Currencies in Forex Trading are traded in lots. A standard lot size is 100 000 units.
Units refer to the base currency which are traded. E.g. with USD/CHF the base currency is US dollar so when you want to trade 1 standard lot of USD/CHF it would be worth $100 000.
Let us have a look at another example: GBP/USD - here the base currency is British Pound (GBP) and a standard lot for GBP/USD pair would be worth £100 000.
There are three types of lots (by size):
Standard lots = 100 000 units
Mini lots = 10 000 units
Micro lots = 1000 units.
Mini and micro lots are offered to traders who open mini accounts (on average from $200 to $1000). Standard lot sizes can be traded with larger accounts only. The requirements for a size of standard account can vary from broker to broker.

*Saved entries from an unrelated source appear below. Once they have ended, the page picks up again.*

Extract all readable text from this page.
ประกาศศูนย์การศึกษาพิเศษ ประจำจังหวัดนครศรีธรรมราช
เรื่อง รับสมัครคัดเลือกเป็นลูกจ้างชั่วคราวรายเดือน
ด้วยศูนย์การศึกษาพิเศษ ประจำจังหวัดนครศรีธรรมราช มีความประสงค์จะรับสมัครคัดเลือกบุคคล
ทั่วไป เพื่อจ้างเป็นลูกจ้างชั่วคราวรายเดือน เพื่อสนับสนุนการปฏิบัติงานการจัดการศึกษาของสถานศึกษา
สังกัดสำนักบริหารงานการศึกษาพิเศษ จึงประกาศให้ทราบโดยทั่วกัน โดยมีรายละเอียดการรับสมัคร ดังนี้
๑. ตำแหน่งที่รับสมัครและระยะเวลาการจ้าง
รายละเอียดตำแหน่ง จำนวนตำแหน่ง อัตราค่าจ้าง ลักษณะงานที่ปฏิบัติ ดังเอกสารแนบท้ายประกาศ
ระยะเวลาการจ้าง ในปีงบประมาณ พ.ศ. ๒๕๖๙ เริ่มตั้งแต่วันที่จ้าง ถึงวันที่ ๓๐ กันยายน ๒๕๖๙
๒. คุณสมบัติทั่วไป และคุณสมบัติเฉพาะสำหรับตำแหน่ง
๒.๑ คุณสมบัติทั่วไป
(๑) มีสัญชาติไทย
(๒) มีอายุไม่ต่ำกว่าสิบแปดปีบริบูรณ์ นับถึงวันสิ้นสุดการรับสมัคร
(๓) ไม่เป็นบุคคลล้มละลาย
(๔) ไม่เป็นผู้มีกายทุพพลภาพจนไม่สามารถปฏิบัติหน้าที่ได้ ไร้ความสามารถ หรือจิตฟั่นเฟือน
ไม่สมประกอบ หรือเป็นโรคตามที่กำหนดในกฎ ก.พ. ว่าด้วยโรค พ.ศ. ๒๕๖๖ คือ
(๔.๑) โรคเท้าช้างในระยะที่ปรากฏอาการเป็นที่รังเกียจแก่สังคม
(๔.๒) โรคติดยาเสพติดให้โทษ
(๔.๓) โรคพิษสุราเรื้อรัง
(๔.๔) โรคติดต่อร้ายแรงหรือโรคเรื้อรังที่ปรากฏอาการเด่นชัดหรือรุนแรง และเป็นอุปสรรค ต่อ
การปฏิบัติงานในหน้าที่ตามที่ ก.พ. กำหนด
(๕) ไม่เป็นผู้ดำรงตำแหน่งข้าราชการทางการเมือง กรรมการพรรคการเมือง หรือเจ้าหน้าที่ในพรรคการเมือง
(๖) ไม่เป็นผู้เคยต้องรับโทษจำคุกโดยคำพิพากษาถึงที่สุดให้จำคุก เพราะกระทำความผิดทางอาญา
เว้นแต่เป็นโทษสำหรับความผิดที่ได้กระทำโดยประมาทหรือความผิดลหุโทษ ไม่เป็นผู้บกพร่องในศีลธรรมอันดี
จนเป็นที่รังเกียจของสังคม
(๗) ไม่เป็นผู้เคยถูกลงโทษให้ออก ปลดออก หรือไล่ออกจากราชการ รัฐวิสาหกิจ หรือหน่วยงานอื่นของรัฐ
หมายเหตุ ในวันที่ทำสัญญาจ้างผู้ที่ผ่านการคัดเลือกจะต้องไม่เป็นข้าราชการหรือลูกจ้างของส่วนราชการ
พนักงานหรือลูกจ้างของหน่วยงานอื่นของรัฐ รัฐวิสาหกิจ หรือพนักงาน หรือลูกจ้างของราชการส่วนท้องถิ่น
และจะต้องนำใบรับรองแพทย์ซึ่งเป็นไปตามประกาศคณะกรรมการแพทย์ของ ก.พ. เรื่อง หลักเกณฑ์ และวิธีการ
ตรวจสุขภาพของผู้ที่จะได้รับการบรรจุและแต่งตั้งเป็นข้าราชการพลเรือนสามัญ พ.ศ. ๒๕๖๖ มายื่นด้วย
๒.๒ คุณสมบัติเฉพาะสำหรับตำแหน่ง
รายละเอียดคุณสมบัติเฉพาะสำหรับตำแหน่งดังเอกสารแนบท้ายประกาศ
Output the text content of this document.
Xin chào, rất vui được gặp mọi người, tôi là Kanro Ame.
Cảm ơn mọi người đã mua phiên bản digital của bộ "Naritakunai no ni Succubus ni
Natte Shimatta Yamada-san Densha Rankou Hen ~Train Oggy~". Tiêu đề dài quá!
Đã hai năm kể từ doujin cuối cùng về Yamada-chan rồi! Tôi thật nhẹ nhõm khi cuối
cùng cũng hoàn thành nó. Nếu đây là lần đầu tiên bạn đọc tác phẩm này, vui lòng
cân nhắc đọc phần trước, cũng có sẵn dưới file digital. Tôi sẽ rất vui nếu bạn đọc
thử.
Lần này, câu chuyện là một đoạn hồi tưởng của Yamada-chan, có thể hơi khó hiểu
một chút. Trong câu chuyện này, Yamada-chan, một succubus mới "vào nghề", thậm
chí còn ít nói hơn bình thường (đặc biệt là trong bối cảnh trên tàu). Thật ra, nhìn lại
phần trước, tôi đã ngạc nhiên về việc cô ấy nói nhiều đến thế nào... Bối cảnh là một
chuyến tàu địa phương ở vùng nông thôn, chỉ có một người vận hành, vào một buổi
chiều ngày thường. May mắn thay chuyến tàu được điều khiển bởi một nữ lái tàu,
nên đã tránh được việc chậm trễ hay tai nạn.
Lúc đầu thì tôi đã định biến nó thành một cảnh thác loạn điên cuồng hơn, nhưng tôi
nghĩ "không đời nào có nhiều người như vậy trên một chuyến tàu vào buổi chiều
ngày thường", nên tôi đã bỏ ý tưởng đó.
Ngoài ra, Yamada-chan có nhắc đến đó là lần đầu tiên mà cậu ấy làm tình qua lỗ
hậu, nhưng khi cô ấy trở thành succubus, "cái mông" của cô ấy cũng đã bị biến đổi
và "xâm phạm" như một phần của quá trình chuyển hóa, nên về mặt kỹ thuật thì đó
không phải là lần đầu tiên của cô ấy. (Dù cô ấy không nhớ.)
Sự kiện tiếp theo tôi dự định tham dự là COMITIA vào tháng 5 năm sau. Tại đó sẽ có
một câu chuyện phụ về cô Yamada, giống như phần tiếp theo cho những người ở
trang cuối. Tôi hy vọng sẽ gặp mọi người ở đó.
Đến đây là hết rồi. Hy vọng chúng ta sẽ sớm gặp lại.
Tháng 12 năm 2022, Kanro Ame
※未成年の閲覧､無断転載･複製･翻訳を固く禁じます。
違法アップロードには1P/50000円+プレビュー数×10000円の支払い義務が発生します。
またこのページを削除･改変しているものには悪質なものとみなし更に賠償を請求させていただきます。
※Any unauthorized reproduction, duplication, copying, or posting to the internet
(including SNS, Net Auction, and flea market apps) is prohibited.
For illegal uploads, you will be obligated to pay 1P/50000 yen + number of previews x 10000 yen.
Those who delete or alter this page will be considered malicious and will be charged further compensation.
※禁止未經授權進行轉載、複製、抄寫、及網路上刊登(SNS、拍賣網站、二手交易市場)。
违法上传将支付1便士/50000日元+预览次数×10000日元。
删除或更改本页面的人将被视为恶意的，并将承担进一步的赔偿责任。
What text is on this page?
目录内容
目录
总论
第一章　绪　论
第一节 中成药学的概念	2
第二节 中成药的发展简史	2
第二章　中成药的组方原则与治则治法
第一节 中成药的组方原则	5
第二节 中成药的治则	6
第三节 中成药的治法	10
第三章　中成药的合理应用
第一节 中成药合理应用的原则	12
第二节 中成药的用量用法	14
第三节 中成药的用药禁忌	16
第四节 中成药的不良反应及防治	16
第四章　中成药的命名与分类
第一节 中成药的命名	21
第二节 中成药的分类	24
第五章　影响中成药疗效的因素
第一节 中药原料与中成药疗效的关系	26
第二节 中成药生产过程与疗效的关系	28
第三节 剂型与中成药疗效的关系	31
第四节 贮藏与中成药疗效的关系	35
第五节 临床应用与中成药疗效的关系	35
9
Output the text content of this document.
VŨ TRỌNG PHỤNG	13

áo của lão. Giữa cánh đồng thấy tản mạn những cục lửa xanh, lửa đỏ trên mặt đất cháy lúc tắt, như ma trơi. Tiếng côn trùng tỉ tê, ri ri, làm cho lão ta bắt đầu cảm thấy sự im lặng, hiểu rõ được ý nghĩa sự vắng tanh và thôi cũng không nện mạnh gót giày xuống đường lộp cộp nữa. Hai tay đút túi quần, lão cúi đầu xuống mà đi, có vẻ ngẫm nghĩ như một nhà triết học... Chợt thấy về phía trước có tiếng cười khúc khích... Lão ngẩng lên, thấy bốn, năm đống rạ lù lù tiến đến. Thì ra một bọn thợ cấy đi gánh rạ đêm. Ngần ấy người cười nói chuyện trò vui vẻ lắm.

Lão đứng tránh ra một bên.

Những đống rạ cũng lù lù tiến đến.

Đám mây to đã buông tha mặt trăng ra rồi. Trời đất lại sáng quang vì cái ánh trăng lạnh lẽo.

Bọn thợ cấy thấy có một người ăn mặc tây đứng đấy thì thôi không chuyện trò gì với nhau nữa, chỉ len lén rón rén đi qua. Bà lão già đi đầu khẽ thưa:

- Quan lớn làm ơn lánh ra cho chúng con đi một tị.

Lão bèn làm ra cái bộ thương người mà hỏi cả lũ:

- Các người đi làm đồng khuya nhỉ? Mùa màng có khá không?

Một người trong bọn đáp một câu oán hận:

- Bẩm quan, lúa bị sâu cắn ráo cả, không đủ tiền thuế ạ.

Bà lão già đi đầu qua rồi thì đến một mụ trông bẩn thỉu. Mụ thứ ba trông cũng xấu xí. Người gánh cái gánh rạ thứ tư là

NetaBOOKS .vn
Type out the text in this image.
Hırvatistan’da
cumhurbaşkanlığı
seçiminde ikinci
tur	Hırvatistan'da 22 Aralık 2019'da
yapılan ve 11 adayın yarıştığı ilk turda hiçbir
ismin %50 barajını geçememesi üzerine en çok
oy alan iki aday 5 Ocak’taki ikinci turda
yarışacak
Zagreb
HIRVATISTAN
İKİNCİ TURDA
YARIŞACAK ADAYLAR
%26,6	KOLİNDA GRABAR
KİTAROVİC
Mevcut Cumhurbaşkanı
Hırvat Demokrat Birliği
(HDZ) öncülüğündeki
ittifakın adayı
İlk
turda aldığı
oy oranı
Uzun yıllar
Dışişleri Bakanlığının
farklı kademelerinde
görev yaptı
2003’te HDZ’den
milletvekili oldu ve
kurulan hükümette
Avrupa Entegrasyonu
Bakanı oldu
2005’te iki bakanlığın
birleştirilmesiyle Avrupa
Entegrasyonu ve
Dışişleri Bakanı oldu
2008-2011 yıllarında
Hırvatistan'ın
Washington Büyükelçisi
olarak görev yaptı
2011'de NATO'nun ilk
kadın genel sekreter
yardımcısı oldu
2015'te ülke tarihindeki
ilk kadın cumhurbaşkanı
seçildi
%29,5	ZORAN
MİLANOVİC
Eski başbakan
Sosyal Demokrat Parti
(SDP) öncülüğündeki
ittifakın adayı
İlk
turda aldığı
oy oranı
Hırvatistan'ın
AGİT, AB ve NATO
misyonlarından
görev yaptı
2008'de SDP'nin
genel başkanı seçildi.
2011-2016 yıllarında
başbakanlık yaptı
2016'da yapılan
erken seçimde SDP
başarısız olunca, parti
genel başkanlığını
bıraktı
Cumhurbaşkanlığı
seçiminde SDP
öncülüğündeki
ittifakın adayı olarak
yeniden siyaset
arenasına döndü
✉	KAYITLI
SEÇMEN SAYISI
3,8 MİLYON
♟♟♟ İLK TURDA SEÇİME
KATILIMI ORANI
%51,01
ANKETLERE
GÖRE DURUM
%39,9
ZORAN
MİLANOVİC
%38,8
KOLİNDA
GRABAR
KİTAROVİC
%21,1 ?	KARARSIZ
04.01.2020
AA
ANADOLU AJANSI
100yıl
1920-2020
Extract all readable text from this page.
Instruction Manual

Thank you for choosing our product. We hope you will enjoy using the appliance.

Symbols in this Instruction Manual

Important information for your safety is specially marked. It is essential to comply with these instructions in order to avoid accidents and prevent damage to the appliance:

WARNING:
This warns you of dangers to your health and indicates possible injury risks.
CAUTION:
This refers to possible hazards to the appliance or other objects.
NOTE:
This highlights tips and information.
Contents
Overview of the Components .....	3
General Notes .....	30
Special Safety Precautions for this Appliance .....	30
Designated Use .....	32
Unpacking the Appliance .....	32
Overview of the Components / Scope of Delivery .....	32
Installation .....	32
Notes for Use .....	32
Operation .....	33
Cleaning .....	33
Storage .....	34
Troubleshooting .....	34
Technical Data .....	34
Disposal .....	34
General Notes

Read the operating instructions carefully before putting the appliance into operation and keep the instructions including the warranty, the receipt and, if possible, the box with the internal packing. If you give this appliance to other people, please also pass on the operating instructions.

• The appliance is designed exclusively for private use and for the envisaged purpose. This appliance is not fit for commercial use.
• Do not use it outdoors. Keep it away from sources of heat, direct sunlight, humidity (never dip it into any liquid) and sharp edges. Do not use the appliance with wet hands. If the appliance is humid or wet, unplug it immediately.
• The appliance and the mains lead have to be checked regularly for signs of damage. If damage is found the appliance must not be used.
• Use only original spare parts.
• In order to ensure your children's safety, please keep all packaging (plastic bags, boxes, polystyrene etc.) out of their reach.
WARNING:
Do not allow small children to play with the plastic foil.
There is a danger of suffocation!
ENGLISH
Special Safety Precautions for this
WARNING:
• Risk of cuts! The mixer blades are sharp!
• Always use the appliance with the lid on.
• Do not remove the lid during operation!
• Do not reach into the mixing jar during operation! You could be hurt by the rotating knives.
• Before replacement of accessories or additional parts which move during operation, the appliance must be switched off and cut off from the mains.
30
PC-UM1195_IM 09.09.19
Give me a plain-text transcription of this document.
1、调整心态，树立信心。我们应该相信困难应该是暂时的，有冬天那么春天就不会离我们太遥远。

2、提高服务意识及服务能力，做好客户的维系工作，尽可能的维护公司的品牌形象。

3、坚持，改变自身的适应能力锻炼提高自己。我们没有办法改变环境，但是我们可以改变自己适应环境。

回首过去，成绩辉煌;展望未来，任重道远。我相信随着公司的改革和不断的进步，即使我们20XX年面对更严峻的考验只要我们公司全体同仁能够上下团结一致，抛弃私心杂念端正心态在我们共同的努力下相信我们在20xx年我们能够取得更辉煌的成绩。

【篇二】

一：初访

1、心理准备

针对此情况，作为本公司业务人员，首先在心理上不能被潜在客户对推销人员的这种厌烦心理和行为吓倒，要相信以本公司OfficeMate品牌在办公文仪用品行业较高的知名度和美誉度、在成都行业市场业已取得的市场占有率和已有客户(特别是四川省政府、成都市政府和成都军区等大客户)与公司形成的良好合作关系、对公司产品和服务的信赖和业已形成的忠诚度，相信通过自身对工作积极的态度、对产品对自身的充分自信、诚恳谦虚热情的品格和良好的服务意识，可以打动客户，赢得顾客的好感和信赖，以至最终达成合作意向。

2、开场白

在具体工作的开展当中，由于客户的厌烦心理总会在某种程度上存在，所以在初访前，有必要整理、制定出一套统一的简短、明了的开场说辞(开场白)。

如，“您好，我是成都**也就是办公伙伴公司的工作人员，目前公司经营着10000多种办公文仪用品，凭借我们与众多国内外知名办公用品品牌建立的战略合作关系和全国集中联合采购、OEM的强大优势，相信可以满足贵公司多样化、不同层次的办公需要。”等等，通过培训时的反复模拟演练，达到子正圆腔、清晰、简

The smaller the lots size which are traded the lower will be the profits but the lower will be losses, too. If a trader talks about losses he also uses the term "risks". Because trading in Forex is as much about losing money as about making money.
Risks in Forex Trading refer to the possibility of losing entire investment while trading.
Returning back to lots:
With every Standard lot that is traded - 100 000 units - a trader risks to lose - or looks to win - $10 per pip. Where Pip is the smallest price increment in the last digit in the rate: e.g. the smallest price change/move.
With every Mini lot that is traded - 10 000 units - a trader risks to lose - or looks to win - $1 per pip.
With each micro lot that is trader - 1000 units - a trader risks to lose - or looks to win - $0.10 per pip.
A Forex trader always looks for the most efficient ways to limit risks. For this purpose different risk management and money management strategies are developed.
It is impossible to avoid risks in Forex trading. In order to limit risks you can use different methods of setting protective stops, trailing stops, use hedging techniques, study scalping strategies, look for the best deals on spreads among brokers etc.